III. Summary of the Competition Act of Canada

The Antitrust Laws of Canada are contained in a single Act, the Competition Act of 1985.

Originally, Canadian Antitrust Laws were enacted as criminal laws in 1889 and were part of the Criminal Code. There were a number of acts enacted, including the Combines Investigation Act of 1923, to give powers to the authorities to investigate and punish offenders. The Combines Investigation Act was primarily a criminal law which required proof “beyond a reasonable doubt” in order to obtain a guilty verdict. Such a burden of proof made enforcement of the Act difficult.

In 1985, the Competition Act was enacted which separated anti-competitive practices between those that were criminal in nature and those that could be referred to a Tribunal for a ruling, thus lessening the burden of proof to the level of a civil court. Only if a tribunal made a ruling and the offender disobeyed the order would it be considered an illegal act. The principal Canadian antitrust laws and processes for enforcement of these laws were amended in 2009 and included sweeping changes to most aspects of the relevant laws and enforcement of them by the Canadian Competition Bureau and the courts.

The Canadian laws cover activities very similar to those covered in the United States. These include criminal laws relating to price fixing, bid-rigging, and allocation schemes. Price discrimination, predatory pricing and resale price maintenance were recently decriminalized, but severe sanctions and liability, including damages, may still be imposed. On the civil side, the Competition Act covers mergers, abuses of dominance, refusals to deal, tied selling, exclusive dealing and certain types of market restrictions.


IV. The Basic Rules in Europe

The EU competition rules apply to any conduct which has an impact or effect within the EU. Businesses based outside the EU can also be subject to these rules; a business’s nationality or place of incorporation is not relevant for these purposes.

The basic provisions of EU competition law are contained in the Treaty on the Functioning of the EU. The Treaty has been signed and ratified by all 27 current Member States of the EU and applies across the EU to all industries.

Under EU competition law, “undertakings” (that is, businesses) are prohibited from:

(a) entering into agreements or arrangements that prevent, restrict or distort competition within the EU; or

(b) engaging in abusive behaviour when they enjoy a dominant market position.

In each Member State of the EU there are national competition laws that broadly mirror these EU rules.
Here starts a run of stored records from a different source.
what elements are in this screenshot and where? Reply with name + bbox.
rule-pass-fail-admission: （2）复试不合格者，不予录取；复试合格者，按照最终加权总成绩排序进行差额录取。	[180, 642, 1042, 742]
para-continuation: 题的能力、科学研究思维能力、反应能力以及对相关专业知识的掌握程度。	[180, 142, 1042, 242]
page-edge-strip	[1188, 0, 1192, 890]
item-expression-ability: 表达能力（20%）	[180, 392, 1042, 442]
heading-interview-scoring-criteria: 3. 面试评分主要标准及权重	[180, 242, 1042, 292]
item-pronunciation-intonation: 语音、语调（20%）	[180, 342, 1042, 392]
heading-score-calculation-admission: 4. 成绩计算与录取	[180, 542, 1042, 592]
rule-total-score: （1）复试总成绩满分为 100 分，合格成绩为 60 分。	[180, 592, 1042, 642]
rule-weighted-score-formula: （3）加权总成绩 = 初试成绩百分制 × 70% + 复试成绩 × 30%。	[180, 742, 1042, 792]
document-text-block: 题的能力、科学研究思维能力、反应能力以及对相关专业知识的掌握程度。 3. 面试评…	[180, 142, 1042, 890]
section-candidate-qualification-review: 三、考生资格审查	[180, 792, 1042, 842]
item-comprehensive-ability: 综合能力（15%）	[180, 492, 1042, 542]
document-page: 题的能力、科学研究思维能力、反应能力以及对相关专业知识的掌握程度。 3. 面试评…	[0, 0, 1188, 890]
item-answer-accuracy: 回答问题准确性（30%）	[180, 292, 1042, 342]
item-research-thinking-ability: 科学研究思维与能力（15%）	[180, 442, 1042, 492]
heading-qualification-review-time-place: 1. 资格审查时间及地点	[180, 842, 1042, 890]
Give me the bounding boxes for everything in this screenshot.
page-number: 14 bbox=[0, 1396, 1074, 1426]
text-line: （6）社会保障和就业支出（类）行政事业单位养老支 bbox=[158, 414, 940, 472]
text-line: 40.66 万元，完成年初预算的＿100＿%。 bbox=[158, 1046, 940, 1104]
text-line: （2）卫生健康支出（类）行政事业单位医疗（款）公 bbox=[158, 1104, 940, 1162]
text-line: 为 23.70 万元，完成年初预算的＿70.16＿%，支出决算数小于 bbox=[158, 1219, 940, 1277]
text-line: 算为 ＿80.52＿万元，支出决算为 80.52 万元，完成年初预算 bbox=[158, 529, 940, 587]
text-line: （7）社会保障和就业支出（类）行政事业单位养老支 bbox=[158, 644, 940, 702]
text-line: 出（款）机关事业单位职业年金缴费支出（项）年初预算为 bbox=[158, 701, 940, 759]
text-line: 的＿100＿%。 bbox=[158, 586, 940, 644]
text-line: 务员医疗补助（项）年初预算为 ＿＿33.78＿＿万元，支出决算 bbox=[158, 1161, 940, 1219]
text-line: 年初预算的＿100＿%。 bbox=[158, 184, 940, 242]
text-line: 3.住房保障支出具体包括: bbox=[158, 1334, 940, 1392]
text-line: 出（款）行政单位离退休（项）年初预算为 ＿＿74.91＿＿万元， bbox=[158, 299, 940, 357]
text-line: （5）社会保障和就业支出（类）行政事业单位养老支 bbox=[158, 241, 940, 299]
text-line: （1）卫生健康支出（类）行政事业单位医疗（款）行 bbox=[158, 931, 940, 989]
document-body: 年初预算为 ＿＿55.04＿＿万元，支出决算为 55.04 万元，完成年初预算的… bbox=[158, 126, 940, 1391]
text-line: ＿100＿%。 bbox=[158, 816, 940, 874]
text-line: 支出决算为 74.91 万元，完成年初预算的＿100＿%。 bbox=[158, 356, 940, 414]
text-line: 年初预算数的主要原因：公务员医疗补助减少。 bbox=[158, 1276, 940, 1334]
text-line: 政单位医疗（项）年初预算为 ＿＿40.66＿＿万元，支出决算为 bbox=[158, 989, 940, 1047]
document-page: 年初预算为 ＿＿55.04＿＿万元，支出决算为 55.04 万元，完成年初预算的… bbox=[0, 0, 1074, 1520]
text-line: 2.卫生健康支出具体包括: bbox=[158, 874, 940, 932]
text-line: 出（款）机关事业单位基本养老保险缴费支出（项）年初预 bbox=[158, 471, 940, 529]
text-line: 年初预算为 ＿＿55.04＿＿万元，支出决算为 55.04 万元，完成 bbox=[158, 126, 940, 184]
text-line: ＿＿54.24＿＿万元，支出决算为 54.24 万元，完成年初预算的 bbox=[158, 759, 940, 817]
The national competition laws of the EU Member States are very similar to the EU competition rules, but apply when the anti-competitive conduct has a purely local effect within the territory of the relevant EU Member State; by contrast EU competition law applies when there is some cross-border element within the EU.


V. Rest of the World

Finally, Domtar also conducts a business outside the above jurisdictions. In all countries where Domtar is or will transact business, there are similar antitrust or competition laws that must be followed without exception. For the most part, the laws will be the same or similar in every country, although the procedures and processes for enforcing them may differ. Domtar employees are expected to well understand these core antitrust and competition compliance concepts and to seek Domtar Legal Department guidance whenever there is any doubt as to the correct course of action.